Mum Jessica, from Portishead in Bristol, tells their story here.
“Jude was eight days old when he contracted Group B Strep meningitis and sepsis in January 2010. One moment we were new parents with our first born; the next we were in hospital."
“The snow had fallen heavily that day and we lived in a house with around 35 steps to the front door in a cul-de-sac. James, my husband, was digging snow to get the car out. It did not occur to me to call an ambulance – I had called the hospital earlier and they assured me he was fine."
Sure it was nothing to worry about
“It was only when the leg kicks, which were seizures, began that I became more flustered. However, we were in the car at that point and only 10 minutes from the hospital. We just had to get there quickly and I was sure it was nothing to worry about."
“I calmly spoke to the triage nurse and she took one look at Jude and within minutes the intensive care team was surrounding him and he was moved into resuscitation. He was having full body seizures at this point and his tiny eight-day-old body was shutting down."
“We were asked to leave the room. It’s a blur and I have memory block at this point. James tells me it was awful, but all I remember seeing was James’s shoulder as I put my head on it. I just can’t process what happened."
“We were eventually moved from resuscitation to intensive care. We all huddled into an emergency lift with Jude wired up to lots of machines in a tiny cot in the middle."
Explore the diagnosis
“We were told to be prepared for a wait in the family room for intensive care patients and that the consultant felt it was Group B Strep meningitis and sepsis, but they had to stabilise him if they could in intensive care and then explore the diagnosis."
“There was an agonising wait in the intensive care parents’ waiting room. There was a board full of messages of hope left by parents who had stood in that exact spot I was now standing in. I kept reading them and frantically searching for a sepsis or meningitis story which ended in a miraculous recovery. I actually didn't find one."
“As we waited we didn't even know if we would be called into intensive care and Jude would still be alive. It was surreal, an overwhelming, numbing feeling."
“I feel like for the first five days looking back I just held my breath. I felt nothing, just emptiness and I was broken."
I couldn’t hold Jude but I sang
“I sang to Jude. I couldn’t hold him, I couldn’t do much, but I sang."
"Yeah, you and me, we can ride on a star
If you stay with me, Boy
We can rule the world
Yeah, you and me, we can light up the sky
If you stay by my side
We can rule the world
If walls break down, I will comfort you
If angels cry, oh I'll be there for you
You've saved my soul
Don't leave me now, don't leave me now, oh."
“He was the little boy who made me a mother and I didn’t want him to go anywhere. He had to stay."
“We were sitting down on day five when it was decided a brain scan was needed.
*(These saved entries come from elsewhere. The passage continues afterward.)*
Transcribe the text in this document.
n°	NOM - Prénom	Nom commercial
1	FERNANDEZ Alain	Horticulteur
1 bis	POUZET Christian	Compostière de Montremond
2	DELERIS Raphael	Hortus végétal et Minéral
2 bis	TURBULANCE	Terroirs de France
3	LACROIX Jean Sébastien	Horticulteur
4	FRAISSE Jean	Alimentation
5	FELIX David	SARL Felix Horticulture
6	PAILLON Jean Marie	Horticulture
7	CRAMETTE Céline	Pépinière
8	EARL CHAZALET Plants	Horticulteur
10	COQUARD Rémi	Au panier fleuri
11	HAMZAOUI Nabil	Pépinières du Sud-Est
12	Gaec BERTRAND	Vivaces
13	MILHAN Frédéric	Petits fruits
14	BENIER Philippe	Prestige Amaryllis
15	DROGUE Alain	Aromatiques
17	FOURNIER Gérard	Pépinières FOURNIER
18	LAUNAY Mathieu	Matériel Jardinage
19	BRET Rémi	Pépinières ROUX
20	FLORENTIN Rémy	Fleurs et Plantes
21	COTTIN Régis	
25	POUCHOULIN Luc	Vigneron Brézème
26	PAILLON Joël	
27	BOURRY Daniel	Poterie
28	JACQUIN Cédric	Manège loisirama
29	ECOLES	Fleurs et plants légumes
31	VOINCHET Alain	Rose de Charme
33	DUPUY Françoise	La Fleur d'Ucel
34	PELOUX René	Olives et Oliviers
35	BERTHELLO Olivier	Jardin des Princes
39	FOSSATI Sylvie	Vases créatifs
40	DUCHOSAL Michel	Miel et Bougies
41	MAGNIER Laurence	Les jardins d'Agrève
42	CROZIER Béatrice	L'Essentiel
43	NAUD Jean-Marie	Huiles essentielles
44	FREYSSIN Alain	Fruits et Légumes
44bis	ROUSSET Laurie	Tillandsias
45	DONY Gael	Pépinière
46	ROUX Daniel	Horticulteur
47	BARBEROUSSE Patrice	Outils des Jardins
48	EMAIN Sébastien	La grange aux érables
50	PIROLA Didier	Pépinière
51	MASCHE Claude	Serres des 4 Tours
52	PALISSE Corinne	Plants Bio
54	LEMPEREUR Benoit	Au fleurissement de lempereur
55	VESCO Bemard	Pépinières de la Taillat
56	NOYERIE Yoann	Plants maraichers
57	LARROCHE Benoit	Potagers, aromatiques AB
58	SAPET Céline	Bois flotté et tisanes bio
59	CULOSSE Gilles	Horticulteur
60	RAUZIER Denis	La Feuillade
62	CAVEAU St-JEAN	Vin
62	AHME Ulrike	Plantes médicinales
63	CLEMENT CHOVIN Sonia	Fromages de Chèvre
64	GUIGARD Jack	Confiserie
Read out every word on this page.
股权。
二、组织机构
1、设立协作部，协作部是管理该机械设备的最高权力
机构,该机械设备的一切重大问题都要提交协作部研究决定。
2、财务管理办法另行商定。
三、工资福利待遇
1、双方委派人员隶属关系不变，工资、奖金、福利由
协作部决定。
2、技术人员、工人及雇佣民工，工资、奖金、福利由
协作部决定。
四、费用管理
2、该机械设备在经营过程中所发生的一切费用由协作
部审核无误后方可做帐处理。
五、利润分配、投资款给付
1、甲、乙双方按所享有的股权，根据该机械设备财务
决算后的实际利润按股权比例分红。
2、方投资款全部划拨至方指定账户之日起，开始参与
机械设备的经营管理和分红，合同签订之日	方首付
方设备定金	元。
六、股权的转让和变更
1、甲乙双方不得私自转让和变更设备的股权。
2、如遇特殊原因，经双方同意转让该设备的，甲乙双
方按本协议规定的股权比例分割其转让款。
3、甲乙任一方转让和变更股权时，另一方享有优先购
A very kind but serious consultant informed us of the results. Jude had a serious and significant brain injury and should he survive would have irreversible brain damage."
“I actually recall I screamed. James and I looked at each other and every emotion came out in those moments. However, we have remained strong together throughout this; it’s an unbreakable bond we have together. I can honestly say we cried, hugged and got angry, but that didn't last long. We left the room, absorbed the information, looked at our baby and we knew he just had to survive. Anything else that came with his survival we could and would manage."
Left hospital as a family of three
“Three weeks later we left hospital as a family of three."
“I don’t have many new thoughts on meningitis nine years later. I can’t believe it has taken me nine years to actually write this."
“We are strong parents but I would be lying if I said there is not guilt on my part. Could I have got him there quicker? Sadness, anger, the what-ifs. I watch my 7-year-old excelling and I watch my 9-year-old struggle. I see my 7-year-old struggling to support his 9-year-old brother. His disabilities affect the whole family unit."
“Where would he be now if it hadn’t happened? I go out with friends and I feel intense unease that I'm enjoying myself when my son could need me."
“However, that’s a small part of the feelings and the most important overwhelming feeling is the appreciation that he lived and the utter determination that he will have a good life and we will embrace whatever comes our way."
“We have been on a rollercoaster of diagnosis and fights for support. I advocate for my son daily. We have learned having a disability is being part of a minority and it isn't easy being a minority. The diagnoses just keep on coming, epilepsy, ADHD, autism and severe visual impairment. Out of all of them the severe visual impairment has been the hardest to accept."
A different but good life
“We live a different but good life, we embrace it, we cry, we laugh and we ensure there is always a holiday around the next corner."
“The neurologist sat us down before we left hospital with Jude, and he said if you want to give your son the best shot in life show him the world, put him out there, so we do. Every time we leave the house I teach him something new, we don't shy away from life."
“We are grateful he survived. We get asked a lot how we manage, or people comment on how hard it must be. Yes, it’s hard, very hard at times, but there were two options in January 2010. One was he survived; the other was he died."
“And we are beyond grateful that he survived.”